|Name:||Algorithms & Analysis(3) Optimizing the Scalable Direct Eigenvalue Solver ELPA on State-of-the-Art x86 Architectures|
|Time:||Monday, June 17, 2013
1:35 PM - 1:40 PM
|Room:||Multi-Purpose Area 4 (MPA 4)
CCL - Congress Center Leipzig
|Speakers:||Alexander Heinecke, TU München|
|Abstract:||ELPA is a new and efficient distributed parallel direct eigenvalue solver for symmetric matrices. It contains both, an improved one-step ScaLAPACK solver (ELPA1) and a tow-step solver called ELPA2. In both cases ELPA employs a ScaLAPACK memory layout. In case of ELPA1 basically the same algorithmic structure as in ScaLAPACK is used (tridiagonalization through Householder transformation, solving the eigenvalue problem, backtransformation of eigenvectors) but for ELPA2 the tridiagonalization is replaced by a two step variant. It derives a banded shaped matrix from the original dense matrix which is afterwards transformed to a tridiagonal matrix. Doing so higher scalability can be achieved what results in total in a shorter time to solution.

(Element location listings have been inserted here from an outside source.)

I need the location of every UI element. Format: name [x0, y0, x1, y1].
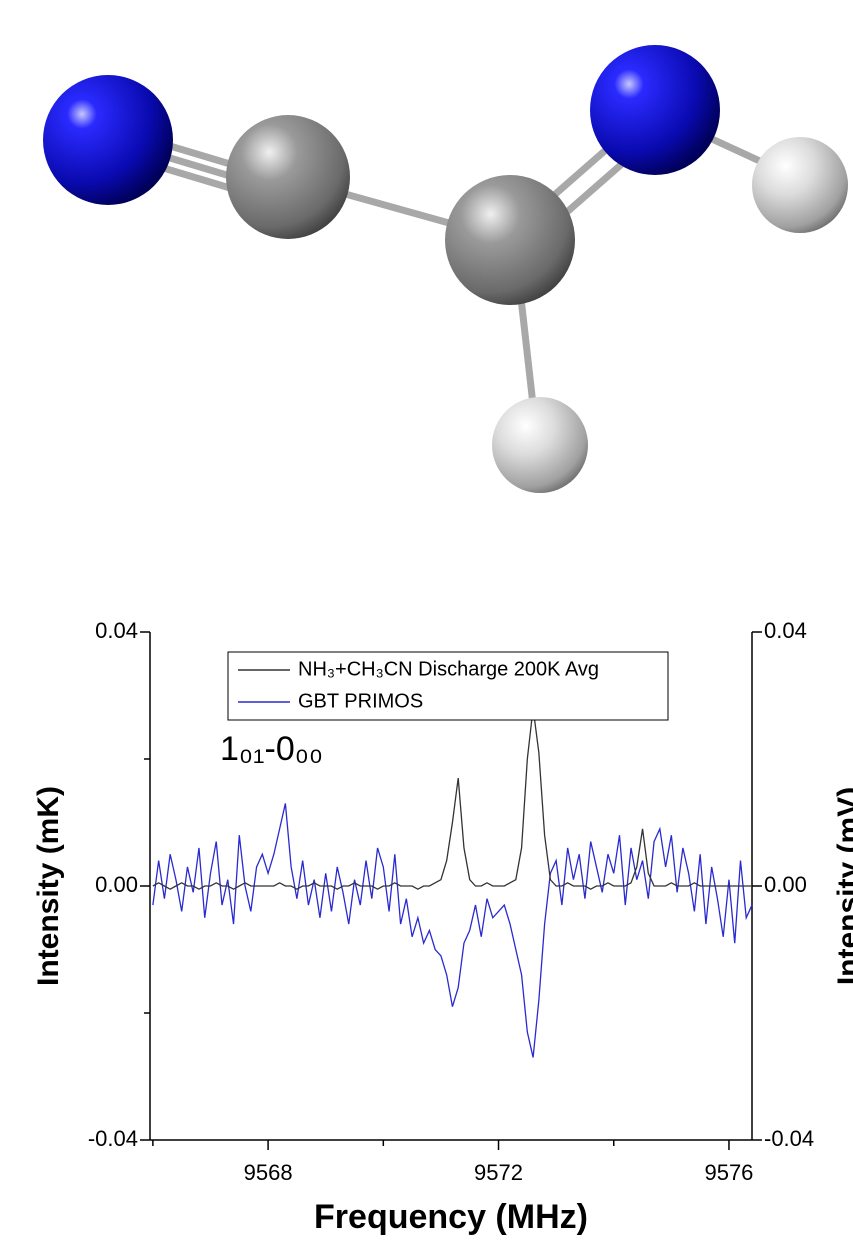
- y-axis-title: Intensity (mK): [32, 786, 65, 986]
- atom-h: [492, 397, 588, 493]
- series-line: [153, 803, 752, 1057]
- annotation: 1₀₁-0₀₀: [220, 730, 323, 768]
- y2-axis-title: Intensity (mV): [832, 787, 853, 985]
- x-tick-label: 9572: [474, 1160, 523, 1185]
- molecule: [43, 45, 848, 493]
- x-tick-label: 9568: [244, 1160, 293, 1185]
- atom-c: [445, 175, 575, 305]
- atom-n: [43, 75, 173, 205]
- y-tick-label: 0.04: [95, 618, 138, 643]
- atom-n: [590, 45, 720, 175]
- atom-h: [752, 137, 848, 233]
- y2-tick-label: 0.04: [764, 618, 807, 643]
- y2-tick-label: -0.04: [764, 1126, 814, 1151]
- figure: Frequency (MHz) Intensity (mK) Intensity…: [0, 0, 853, 1250]
- atom-c: [226, 115, 350, 239]
- y-tick-label: 0.00: [95, 872, 138, 897]
- legend-label: GBT PRIMOS: [298, 690, 423, 712]
- page: {"chart_data": {"type": "line", "x_label…: [0, 0, 853, 1250]
- x-axis-title: Frequency (MHz): [314, 1198, 588, 1236]
- chart: Frequency (MHz) Intensity (mK) Intensity…: [32, 618, 853, 1236]
- y-tick-label: -0.04: [88, 1126, 138, 1151]
- y2-tick-label: 0.00: [764, 872, 807, 897]
- x-tick-label: 9576: [704, 1160, 753, 1185]
- legend-label: NH₃+CH₃CN Discharge 200K Avg: [298, 658, 599, 680]
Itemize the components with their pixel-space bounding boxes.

However, due to the two-step tridiagonalization also two-step backtransformation of the eigenvectors is required. Both steps are compute-bound but cannot be formulated by using Level 3 BLAS routines. Therefore custom hardware-aware kernels were implemented which supports Intel's Sandy Bridge architecture and as well AMD's Bulldozer architecture. Here we make use of the new AVX vector extensions and in case
of Bulldozer fused-multiply-adds.
The poster presents a systematic performance analysis of ELPA on SuperMUC (a 3 PFLOPS Sandy Bridge Cluster) and a 1024 core AMD Bulldozer cluster. We test both, real and complex datatypes, and compare ELPA's performance to the corresponding PDSYEVD and PZHEEVD routines taken from ScaLAPACK.